The Bellydabbler, Part I

Now that I'm working from home and have extra time due to the lack of commute, but also am not getting out of the house and getting my regular (not much) amount of exercise, I decided to bust out my collection of bellydance DVDs.

I am no expert, believe me, although I'm not an absolute beginner either. I'm not sure how any of these DVDs would work if you're brand-new, since at least I don't need to have shimmies or hip drops explained to me anymore, and I'm familiar with other of the terminology (like "releve" when you go up on your toes), but I'm listing what I've done so far.

After almost two weeks, I've found I'm already more confident about picking and choosing, and mixing up DVDs, although I haven't gone through all of them yet.

One of the most important things is listening to my body, knowing when to quit, and when something is too advanced or strenuous for me. If I need to cut it short, I do, and then do some stretching. I'm trying to alternate areas of the body that I'm working on, although it's sort of haphazard. In general, a more strenuous day leads to a more gentle day. Also, I obviously skipped some days, although I've been consistently doing light stretches.

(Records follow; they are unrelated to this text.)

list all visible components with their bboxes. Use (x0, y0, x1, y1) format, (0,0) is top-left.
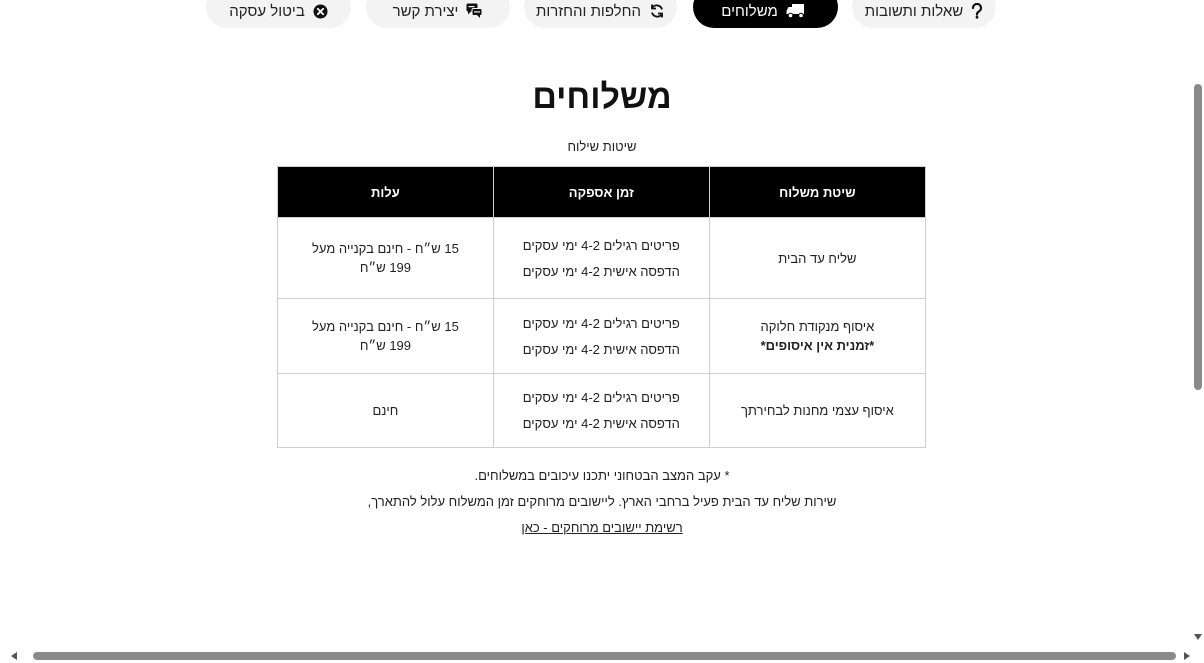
scroll-left-arrow-icon[interactable] (11, 652, 17, 660)
method-note: *זמנית אין איסופים* (760, 338, 875, 353)
vertical-scroll-thumb[interactable] (1194, 84, 1202, 390)
time-personal: הדפסה אישית 4-2 ימי עסקים (522, 263, 680, 279)
tab-faq-label: שאלות ותשובות (864, 2, 964, 20)
note-remote: שירות שליח עד הבית פעיל ברחבי הארץ. ליישובים מרוחקים זמן המשלוח עלול להתארך, (367, 494, 837, 509)
scroll-right-arrow-icon[interactable] (1184, 652, 1190, 660)
cell-cost: 15 ש״ח - חינם בקנייה מעל 199 ש״ח (278, 218, 494, 299)
truck-icon (786, 3, 810, 19)
table-row (278, 218, 926, 299)
cell-time (493, 374, 709, 448)
chat-icon (466, 3, 483, 19)
cell-time (493, 299, 709, 374)
tab-contact-label: יצירת קשר (392, 2, 459, 20)
time-personal: הדפסה אישית 4-2 ימי עסקים (522, 416, 680, 431)
tab-returns[interactable] (524, 0, 677, 28)
header-method: שיטת משלוח (709, 167, 925, 218)
remote-settlements-link[interactable]: רשימת יישובים מרוחקים - כאן (521, 520, 683, 535)
tab-faq[interactable] (852, 0, 996, 28)
tab-bar (0, 0, 1204, 28)
method-text: שליח עד הבית (778, 250, 857, 266)
header-time: זמן אספקה (493, 167, 709, 218)
tab-shipping-label: משלוחים (721, 2, 778, 20)
table-row (278, 374, 926, 448)
cell-cost: 15 ש״ח - חינם בקנייה מעל 199 ש״ח (278, 299, 494, 374)
scroll-down-arrow-icon[interactable] (1194, 634, 1202, 640)
cell-method (709, 218, 925, 299)
method-text: איסוף עצמי מחנות לבחירתך (740, 403, 894, 418)
question-icon (971, 3, 983, 19)
tab-cancel[interactable] (206, 0, 351, 28)
horizontal-scroll-thumb[interactable] (33, 652, 1176, 660)
cell-cost: חינם (278, 374, 494, 448)
time-regular: פריטים רגילים 4-2 ימי עסקים (522, 390, 680, 405)
cell-time (493, 218, 709, 299)
time-regular: פריטים רגילים 4-2 ימי עסקים (522, 315, 680, 331)
shipping-notes (0, 466, 1204, 544)
page-title: משלוחים (532, 78, 672, 116)
tab-returns-label: החלפות והחזרות (536, 2, 641, 20)
tab-shipping[interactable] (693, 0, 838, 28)
header-cost: עלות (278, 167, 494, 218)
table-row (278, 299, 926, 374)
method-text: איסוף מנקודת חלוקה (760, 319, 875, 334)
note-security: * עקב המצב הבטחוני יתכנו עיכובים במשלוחים. (474, 468, 730, 483)
vertical-scrollbar[interactable] (1192, 0, 1204, 663)
time-regular: פריטים רגילים 4-2 ימי עסקים (522, 237, 680, 253)
close-circle-icon (313, 4, 328, 19)
tab-cancel-label: ביטול עסקה (229, 2, 305, 20)
shipping-table (277, 166, 926, 448)
table-header-row (278, 167, 926, 218)
horizontal-scrollbar[interactable] (0, 649, 1204, 663)
table-caption: שיטות שילוח (567, 139, 637, 154)
time-personal: הדפסה אישית 4-2 ימי עסקים (522, 341, 680, 357)
cell-method (709, 374, 925, 448)
tab-contact[interactable] (366, 0, 510, 28)
cell-method (709, 299, 925, 374)
refresh-icon (649, 3, 665, 19)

Day 1. From The Belly Dance Shimmy Workout, with Sarah Skinner: Chapters 1-3. That got a little strenuous, but felt good! I'll get back to that.

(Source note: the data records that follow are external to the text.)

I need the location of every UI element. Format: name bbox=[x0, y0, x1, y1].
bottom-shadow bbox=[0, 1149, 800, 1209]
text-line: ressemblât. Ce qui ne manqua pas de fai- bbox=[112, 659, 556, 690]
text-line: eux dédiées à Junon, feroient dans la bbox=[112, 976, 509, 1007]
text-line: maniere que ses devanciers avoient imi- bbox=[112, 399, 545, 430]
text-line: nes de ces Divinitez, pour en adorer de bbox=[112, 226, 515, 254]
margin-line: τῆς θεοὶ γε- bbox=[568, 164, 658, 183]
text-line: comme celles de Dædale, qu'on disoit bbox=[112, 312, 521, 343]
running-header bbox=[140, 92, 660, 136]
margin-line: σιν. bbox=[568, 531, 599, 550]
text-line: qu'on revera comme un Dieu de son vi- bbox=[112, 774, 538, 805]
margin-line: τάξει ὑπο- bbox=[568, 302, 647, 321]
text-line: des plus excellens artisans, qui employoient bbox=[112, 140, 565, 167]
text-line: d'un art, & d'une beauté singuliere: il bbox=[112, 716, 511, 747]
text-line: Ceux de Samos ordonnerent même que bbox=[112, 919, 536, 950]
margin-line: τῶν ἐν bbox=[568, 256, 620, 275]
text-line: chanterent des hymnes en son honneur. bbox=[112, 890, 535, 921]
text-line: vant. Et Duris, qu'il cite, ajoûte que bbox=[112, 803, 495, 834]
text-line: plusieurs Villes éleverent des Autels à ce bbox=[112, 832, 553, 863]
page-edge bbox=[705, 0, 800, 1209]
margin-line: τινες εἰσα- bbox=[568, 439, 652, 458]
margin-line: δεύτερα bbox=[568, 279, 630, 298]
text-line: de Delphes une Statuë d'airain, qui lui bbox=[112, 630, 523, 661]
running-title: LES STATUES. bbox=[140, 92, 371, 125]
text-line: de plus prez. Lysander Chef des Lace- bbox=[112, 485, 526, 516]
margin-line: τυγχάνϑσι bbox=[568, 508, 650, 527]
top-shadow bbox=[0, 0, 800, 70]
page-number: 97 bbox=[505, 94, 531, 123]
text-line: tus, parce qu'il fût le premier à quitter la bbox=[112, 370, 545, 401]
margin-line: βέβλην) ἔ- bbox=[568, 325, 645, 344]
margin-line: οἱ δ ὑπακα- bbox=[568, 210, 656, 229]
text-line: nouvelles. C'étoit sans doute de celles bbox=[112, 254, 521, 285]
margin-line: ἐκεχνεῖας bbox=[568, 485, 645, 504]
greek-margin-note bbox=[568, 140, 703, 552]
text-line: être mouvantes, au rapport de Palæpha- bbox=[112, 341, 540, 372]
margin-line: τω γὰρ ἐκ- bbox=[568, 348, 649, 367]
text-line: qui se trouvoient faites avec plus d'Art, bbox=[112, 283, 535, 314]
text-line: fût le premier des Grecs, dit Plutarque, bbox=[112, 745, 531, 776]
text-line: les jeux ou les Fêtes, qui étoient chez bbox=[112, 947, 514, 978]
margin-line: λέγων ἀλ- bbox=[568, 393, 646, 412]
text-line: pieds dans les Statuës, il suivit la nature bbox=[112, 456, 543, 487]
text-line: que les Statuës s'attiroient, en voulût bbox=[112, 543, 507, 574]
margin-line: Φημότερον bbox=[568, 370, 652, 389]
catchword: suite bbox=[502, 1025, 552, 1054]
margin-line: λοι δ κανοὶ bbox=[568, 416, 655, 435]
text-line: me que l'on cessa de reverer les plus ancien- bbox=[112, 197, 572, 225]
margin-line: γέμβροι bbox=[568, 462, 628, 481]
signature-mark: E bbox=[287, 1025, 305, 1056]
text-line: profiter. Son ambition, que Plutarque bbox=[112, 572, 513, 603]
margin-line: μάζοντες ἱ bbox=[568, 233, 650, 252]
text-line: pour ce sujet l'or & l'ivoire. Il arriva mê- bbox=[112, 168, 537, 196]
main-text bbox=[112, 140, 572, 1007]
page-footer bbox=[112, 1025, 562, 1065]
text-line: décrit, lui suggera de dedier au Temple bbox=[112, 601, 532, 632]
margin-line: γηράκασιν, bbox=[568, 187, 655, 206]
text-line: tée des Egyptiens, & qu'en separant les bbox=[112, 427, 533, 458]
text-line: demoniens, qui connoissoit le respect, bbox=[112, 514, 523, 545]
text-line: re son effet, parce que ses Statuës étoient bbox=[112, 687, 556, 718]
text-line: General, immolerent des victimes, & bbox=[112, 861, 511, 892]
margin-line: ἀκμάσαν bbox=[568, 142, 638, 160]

Day 2. I could tell from the day before that my arms need some work, so I did some light weight lifting with my smallest weights. I have a routine I got from an old Jane Fonda workout video back in the day, which is pretty basic. She said to do weights only every other day, so that's what I've always believed! Then I did the Circles and Loops sections from Luscious: The Bellydance Workout for Beginners (with Neon).

Day 3. The Organic Movement section from Belly Dance: Opulent Motion, the Artistry of Slow Moves with Sarah Skinner.

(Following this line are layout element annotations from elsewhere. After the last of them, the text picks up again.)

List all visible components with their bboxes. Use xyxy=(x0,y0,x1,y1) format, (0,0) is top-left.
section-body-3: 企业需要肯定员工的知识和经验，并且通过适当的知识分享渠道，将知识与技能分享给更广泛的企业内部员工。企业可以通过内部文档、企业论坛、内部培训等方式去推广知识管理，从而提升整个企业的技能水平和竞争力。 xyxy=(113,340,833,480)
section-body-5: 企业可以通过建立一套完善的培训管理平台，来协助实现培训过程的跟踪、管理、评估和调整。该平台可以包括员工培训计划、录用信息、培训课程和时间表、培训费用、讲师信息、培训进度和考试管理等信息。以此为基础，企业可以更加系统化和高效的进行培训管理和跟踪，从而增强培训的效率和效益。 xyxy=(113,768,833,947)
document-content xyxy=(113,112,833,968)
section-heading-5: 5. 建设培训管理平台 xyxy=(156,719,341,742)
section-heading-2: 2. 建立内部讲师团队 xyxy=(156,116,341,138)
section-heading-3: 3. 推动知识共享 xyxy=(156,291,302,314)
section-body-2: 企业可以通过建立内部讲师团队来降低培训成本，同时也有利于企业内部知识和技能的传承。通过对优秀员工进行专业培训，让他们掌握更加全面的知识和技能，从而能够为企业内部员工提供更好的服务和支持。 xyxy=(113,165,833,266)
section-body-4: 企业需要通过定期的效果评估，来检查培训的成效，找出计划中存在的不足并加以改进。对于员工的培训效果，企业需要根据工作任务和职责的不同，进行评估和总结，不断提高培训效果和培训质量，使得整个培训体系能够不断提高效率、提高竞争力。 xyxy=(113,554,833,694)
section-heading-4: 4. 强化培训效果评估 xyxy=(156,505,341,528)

Day 6.  Arm weights and a longer period of stretches, based on things I remember from classes.

Day 7. From Sacred Bellydance (Temple of Jehan): Stretching and Breathing from Disc 1, plus Hips, into some Walks, from Disc 2.

Day 8. Arm weights, then the Tune-Up section of Temple Goddess Workout with Revital Carrol. I did some of the Cool Down as well, but it was a little too much yoga for me.

Day 10. Arm weights, stretching.

Day 11. I did Hips and Chest through Chapter 9 in Shaabi Dance - Technique & Combinations for Belly Dance (with Shahrzad). Then I went on a long walk, and between the two things, I definitely overdid it! I strained a muscle in my shin, of all places.

Day 12. Put off the arm weights until tomorrow! Went back to Sacred Bellydance for the Warmup, Stretching and Breathing again, and Foot Stretches. Also did some Arm segments from Rachel Brice's Bellydance Arms & Posture.

I will try to keep notating my routine, and maybe I'll come up with some helpful suggestions in the end, for my fellow dabblers!